In my blog post on November 24, 2018 titled A very competent and cheerful medical center I referred to the $70 gizmo shown above as a four-wheel walker. (Its maker Harbor Freight calls it a Sit-or-Stand Behind Rolling Walker). It is useful for getting around after you have been off your feet, or after surgery (like a knee replacement). Hand brakes lock the rear wheels in position, and you can sit and rest on the seat, or use it as a platform for holding objects like a plate of food. But when I looked at the Wikipedia page for Walker (mobility), I found it instead calls that a rollator. That is insider medical jargon for those involved with orthopedics or rehabilitation.
They call this other two-wheel gizmo a walker. Web pages from equipment suppliers or manufacturers describe choosing a walker or rollator. GrahamField has an article discussing The Great Gait Debate: Walker vs. Rollator and the Avacare Medical Blog has another article titled Walker vs. Rollator: How to Choose with a nice infographic.

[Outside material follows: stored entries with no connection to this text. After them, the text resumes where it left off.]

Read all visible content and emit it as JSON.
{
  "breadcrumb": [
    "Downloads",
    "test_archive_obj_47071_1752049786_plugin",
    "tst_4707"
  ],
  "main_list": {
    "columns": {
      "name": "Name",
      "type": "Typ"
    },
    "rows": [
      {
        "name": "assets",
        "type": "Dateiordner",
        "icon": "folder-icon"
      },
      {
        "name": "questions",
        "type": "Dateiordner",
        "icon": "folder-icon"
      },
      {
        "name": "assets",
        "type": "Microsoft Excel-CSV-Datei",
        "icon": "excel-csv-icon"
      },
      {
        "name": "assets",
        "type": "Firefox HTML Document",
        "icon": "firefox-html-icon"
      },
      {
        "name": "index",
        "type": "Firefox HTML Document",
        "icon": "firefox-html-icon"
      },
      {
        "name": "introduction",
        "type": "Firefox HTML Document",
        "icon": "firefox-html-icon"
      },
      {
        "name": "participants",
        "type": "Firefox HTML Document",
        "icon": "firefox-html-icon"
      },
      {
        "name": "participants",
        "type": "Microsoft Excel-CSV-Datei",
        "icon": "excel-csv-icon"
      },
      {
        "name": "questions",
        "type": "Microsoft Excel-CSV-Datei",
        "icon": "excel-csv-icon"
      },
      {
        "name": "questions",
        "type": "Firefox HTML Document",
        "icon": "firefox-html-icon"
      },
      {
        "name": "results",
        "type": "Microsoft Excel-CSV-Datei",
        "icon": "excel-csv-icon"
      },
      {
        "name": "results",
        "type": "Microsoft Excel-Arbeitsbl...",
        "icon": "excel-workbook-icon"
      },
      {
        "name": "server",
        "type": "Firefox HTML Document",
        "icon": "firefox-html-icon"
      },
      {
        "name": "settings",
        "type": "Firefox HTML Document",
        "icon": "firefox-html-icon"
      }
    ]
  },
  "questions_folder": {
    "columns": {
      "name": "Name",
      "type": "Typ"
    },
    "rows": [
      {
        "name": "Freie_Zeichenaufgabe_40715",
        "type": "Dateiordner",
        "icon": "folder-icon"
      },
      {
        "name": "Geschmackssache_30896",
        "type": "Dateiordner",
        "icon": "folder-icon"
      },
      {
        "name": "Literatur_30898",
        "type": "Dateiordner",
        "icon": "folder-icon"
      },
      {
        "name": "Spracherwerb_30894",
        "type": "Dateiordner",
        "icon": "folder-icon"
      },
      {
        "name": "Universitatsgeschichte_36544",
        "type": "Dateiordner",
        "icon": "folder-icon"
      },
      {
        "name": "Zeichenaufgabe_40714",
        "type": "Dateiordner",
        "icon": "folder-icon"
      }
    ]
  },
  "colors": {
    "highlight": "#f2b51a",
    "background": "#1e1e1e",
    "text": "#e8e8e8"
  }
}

That Wikipedia page also claims walkers began appearing in
the 1950s, based on looking up patents. When I looked instead at PubMed
Central, I found a 1990 article by professor Graham Mulley on Walking Frames in
the British Medical Journal which reported they originated three decades
earlier:
“The first walking frame was designed and make in 1924 by a 12 year old Cincinnati boy, Charles Williams. His aunt had broken her hip and after hospital treatment could move around her hospital room only by standing at the back of her armchair and pushing it in front of her. Charles fashioned a simple wooden walking frame that enabled his aunt to walk with more ease and confidence. The local hospital was impressed with his design and made several metal frames out of gas piping. In the 1950s aluminium frames were produced, and subsequently many modifications and additions were developed. The frame is now one of the most widely used walking aids in the world.”
Professor Mulley also humorously noted:
“Frames are used not only for ambulation. Other uses have
been as plant stands, as a television aerial (apparently they give good
reception), and as a clothes horse to dry ‘smalls.’ “
A rollator with only one wheel appeared in a Heath Robinson cartoon on the Habits of the night moth.